La 42e rencontre annuelle du conseil des gouverneurs de la
BAD réunissait des fonctionnaires supérieurs des finances,
des décideurs du développement et divers experts de 53 pays
d’Afrique ainsi que 24 membres hors région de l’organisation.
Le thème, « Afrique et Asie, partenaires de développement
», mettait en lumière l’importance qu’attache
la BAD à ses relations en épanouissement avec l’Orient.
« C’est un grand honneur pour la Chine d’avoir
été choisie comme hôte de la rencontre, et cela favorisera
la coopération financière sino-africaine », a dit
Zhou Xiaochuan, gouverneur de la Banque populaire de Chine (BPC), banque
centrale de Chine, co-organisatrice de la réunion.

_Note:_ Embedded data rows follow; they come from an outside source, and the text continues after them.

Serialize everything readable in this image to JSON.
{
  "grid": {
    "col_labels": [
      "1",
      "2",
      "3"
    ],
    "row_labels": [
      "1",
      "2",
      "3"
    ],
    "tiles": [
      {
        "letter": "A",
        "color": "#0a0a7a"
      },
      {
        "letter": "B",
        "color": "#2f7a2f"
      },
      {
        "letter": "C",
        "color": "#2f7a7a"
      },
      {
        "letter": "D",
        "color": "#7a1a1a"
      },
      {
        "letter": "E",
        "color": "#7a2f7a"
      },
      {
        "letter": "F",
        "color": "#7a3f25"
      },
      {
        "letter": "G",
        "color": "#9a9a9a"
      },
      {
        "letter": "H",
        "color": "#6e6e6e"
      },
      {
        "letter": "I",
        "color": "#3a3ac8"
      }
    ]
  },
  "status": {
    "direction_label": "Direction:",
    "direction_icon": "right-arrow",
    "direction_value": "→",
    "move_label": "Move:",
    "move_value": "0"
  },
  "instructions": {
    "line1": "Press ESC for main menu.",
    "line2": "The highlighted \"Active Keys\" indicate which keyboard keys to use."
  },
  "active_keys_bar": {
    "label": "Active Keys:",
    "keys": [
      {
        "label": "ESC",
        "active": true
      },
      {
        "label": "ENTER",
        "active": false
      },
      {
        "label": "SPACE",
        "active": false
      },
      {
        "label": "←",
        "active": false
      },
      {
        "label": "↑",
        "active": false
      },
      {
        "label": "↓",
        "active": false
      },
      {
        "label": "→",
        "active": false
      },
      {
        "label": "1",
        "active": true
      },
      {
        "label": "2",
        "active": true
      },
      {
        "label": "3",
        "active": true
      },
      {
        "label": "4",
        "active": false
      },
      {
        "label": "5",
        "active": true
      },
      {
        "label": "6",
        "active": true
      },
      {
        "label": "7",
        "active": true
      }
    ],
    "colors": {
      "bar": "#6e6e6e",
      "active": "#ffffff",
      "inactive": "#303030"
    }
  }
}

Quelques jours avant la rencontre des 16 et 17 mai, une série
de conférences et symposiums se sont tenus sur la coopération
entre l’Afrique et l’Asie. Selon Zhou, la rencontre offre
une occasion précieuse aux banques, entreprises et gouvernements
d’Afrique de mieux saisir la Chine et d’échanger avec
la partie chinoise, solidifiant ainsi la plateforme de coopération
pragmatique et active entre les institutions financières chinoises
et africaines. Il a ajouté que « les pays d’Afrique
peuvent apprendre de l’expérience chinoise en ce qui concerne
l’établissement de systèmes financiers pour appuyer
leurs régions sous-développées. »
La remarque de Zhou a trouvé un écho chez le
président rwandais de la BAD depuis 2005, Donald Kaberuka. «
Le secteur financier est un domaine important de coopération entre
la Chine et l’Afrique ».
C’est la deuxième conférence liée
à l’Afrique à se tenir en Chine, après le Sommet
de Beijing du Forum sur la coopération Chine-Afrique (FCCA) en
novembre 2006. La Chine est aussi le second pays non africain à
tenir ces rencontres annuelles après l’Espagne en 2001.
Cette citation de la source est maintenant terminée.